Ильин досадливо крякнул и вздохнул.
— Семейные основы… — пробормотал он. — О, господи! <…> Вы мне словно из прописи читаете: люблю и уважаю мужа… семейные основы…»[303].
Подобные аргументы в середине 80-х годов уже давно не пользовались авторитетом и никого не убеждали — ни самих героев чеховского рассказа, ни его читателей. В 1887 году Антон Павлович Чехов включил «Несчастье» в свой сборник «В сумерках». У сборника была завидная судьба. Его автор был удостоен академической Пушкинской премии, а сам сборник пользовался неизменным читательским спросом и выдержал 13 изданий. Анонимный рецензент первого издания в качестве общего недостатка ряда рассказов, к числу которых отнёс и рассказ «Несчастье», отметил «некоторое стремление автора к чисто чувственным изображениям»[304]. Рассказ заканчивается тем, что Софья Петровна Лубянцева покидает мужа и в сумерках отправляется к Ильину. «Она задыхалась, сгорала со стыда, не ощущала под собой ног, но то, что толкало её вперед, было сильнее и стыда её, и разума, и страха…»[305]. Никто не счел сюжет «Несчастья» соблазнительным и не имеющим никакого отношения к реальной жизни. Семейный очаг, разрушенный женской изменой, давным-давно воспринимался чеховскими современниками как явление будничное и ничем не примечательное, и они относились к таким явлениям апатично. А нравоучительные сентенции вышли из моды и канули в Лету. Поколение 80-х годов было поколением апатическим — вялым вследствие равнодушного отношения к окружающему.

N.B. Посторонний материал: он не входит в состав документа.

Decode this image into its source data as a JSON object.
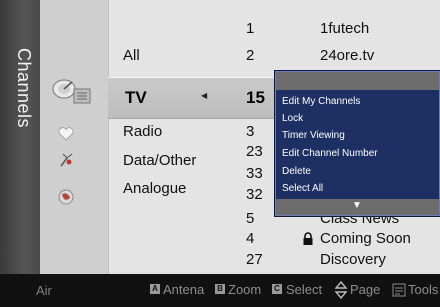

В чеховском рассказе есть исключительно выразительная примета времени, которую, однако, до сих пор не заметили ни читатели, ни литературоведы. «Несчастье» начинается с того, что Лубянцева в пятом часу вечера идет с Ильиным по лесной просеке. «Вдали просека перерезывалась невысокой железнодорожной насыпью, по которой на этот раз шагал для чего-то часовой с ружьем»[306]. В самую патетическую минуту, когда Ильин страстно целует руку Лубянцевой и обнимает ее колени, часовой вновь появляется на страницах рассказа. «Часовой столбом стоял на насыпи и, кажется, глядел на скамью?»[307] Эта случайная на первый взгляд деталь свидетельствует о том, что по железной дороге вскоре должен был проследовать царский поезд. Император Александр III, опасавшийся покушений на свою жизнь, большую часть своего царствования провел в отдаленном Гатчинском дворце, за что был прозван «Гатчинским пленником». Когда император отправлялся на отдых в Крым, то вдоль всего пути следования царского поезда стояли вооруженные часовые. А для обеспечения дополнительной безопасности августейшего пассажира перед прохождением царского поезда пускали товарный состав с багажом государя и его свиты. Разумеется, и сам этот поезд, и товарный состав шли вне всякого расписания, а их маршрут составлял государственную тайну. И это обстоятельство было отражено в рассказе. «Софья Петровна обратилась пылающим лицом к насыпи. Сначала медленно прополз локомотив, за ним показались вагоны. Это был не дачный поезд, как думала Лубянцева, а товарный. Длинной вереницей один за другим, как дни человеческой жизни, потянулись по белому фону церкви вагоны, и, казалось, конца им не было»[308]. Короткий чеховский рассказ исключительно экономными изобразительными средствами запечатлел время 80-х годов: политическую ситуацию в стране и частную жизнь людей.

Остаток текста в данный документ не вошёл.